Personally, I’m holding on to the enormous, gleaming smile that Pat sent me the very first time we met. I was a candidate for the dean role then, and Pat was one of many earnest, highly accomplished folks interviewing me. Pat’s smile that day came through her eyes. It was like nothing else I experienced across that wonderful (long!) day. It was a message, coming from Pat – or perhaps through Pat from the universe – to me. The message was clear: this is not easy, but you can do it. You belong here. I’m glad you’re here. I have since learned that this is Dr. Lussier-Duynstee’s message to our students and our community every day. My understanding of Pat’s message that day has expanded, and I have come to know that everyone I met during those anxious interviews had remarkably similar messages of support. Just ask yourself how many times has your day been brightened by Pat’s smile? How many times have you heard these messages of support from Pat? Too numerous not to mention!
Pat has played a critical role advising students who, for various reasons, have not found immediate success in their studies, including those for whom significant challenges have required significant detours on the path to Commencement. In these moments, when grading policies and essential skills cannot and must not be altered, Pat is at her best (and pulls the Institute to meet our ethical and educational obligations).
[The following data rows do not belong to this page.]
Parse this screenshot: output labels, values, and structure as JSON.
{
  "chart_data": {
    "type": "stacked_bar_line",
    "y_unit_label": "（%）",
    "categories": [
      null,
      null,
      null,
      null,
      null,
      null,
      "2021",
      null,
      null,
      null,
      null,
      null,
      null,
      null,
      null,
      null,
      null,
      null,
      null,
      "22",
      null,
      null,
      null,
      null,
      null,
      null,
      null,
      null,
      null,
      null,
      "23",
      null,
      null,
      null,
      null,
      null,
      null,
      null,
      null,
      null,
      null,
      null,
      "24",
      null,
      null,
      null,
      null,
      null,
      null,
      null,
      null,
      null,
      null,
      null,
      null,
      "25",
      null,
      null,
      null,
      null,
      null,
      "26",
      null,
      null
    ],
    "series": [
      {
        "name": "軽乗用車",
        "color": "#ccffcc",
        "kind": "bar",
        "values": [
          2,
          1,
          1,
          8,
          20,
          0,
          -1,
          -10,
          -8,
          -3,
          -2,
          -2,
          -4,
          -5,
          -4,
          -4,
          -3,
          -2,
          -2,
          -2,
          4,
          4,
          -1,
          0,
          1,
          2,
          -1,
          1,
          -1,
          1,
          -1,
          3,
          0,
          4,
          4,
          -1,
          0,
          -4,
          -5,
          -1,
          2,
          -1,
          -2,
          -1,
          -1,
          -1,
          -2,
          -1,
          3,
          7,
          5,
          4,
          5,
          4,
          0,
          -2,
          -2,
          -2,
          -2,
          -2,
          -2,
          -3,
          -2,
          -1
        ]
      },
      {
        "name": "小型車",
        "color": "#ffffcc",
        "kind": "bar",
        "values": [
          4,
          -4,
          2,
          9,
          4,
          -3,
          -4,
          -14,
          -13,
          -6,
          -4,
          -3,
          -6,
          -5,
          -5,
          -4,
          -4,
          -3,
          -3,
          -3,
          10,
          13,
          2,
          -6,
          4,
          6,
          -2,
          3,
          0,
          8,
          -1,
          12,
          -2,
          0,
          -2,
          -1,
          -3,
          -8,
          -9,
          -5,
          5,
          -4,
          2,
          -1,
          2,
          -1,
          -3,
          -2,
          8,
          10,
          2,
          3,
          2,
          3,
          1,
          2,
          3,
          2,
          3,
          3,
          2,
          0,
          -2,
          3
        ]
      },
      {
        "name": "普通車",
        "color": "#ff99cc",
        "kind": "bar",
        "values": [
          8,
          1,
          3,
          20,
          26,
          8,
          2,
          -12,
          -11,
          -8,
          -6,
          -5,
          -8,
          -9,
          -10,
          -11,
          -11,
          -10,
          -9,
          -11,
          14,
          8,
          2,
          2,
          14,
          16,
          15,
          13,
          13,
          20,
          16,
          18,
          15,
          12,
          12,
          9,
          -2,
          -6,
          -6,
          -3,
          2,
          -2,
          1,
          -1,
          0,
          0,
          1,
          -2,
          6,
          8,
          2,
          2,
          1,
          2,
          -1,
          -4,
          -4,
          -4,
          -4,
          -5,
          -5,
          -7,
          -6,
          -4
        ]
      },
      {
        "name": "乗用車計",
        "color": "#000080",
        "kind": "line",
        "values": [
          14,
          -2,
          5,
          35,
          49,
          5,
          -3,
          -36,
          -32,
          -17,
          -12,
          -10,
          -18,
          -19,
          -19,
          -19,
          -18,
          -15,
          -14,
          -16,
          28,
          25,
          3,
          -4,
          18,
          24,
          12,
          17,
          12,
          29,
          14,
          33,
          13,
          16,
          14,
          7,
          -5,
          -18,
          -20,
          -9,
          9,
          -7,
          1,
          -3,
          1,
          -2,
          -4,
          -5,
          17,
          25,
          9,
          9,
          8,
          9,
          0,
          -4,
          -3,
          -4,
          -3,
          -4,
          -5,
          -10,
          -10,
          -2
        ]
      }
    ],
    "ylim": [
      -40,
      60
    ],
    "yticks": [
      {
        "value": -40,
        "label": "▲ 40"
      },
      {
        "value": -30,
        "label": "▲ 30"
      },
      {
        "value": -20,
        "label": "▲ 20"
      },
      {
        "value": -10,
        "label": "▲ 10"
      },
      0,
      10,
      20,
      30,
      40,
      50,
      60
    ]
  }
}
For students and colleagues alike, Pat advises gently yet firmly and logically; she explores all options and considers all perspectives. She simultaneously promotes aspirations and concrete study aids – urges self-care and self-awareness. A line I’ll proudly take from Pat: I may not be able to solve your problems, but I am glad to help you sort them out so you can start solving them. I encourage the entire IHP community to find your own way to thank and learn from all the emerita/us giants on whose shoulders we stand. When I spoke with Pat about being named emerita, she simply said, “I’m really happy about it.
The IHP is my academic home.”
Please join me in sending Pat a virtual smile, and a heartfelt thank-you for sharing her many gifts with us, her academic home – where her example of inclusive leadership continues to shine as a beacon of hope and positivity.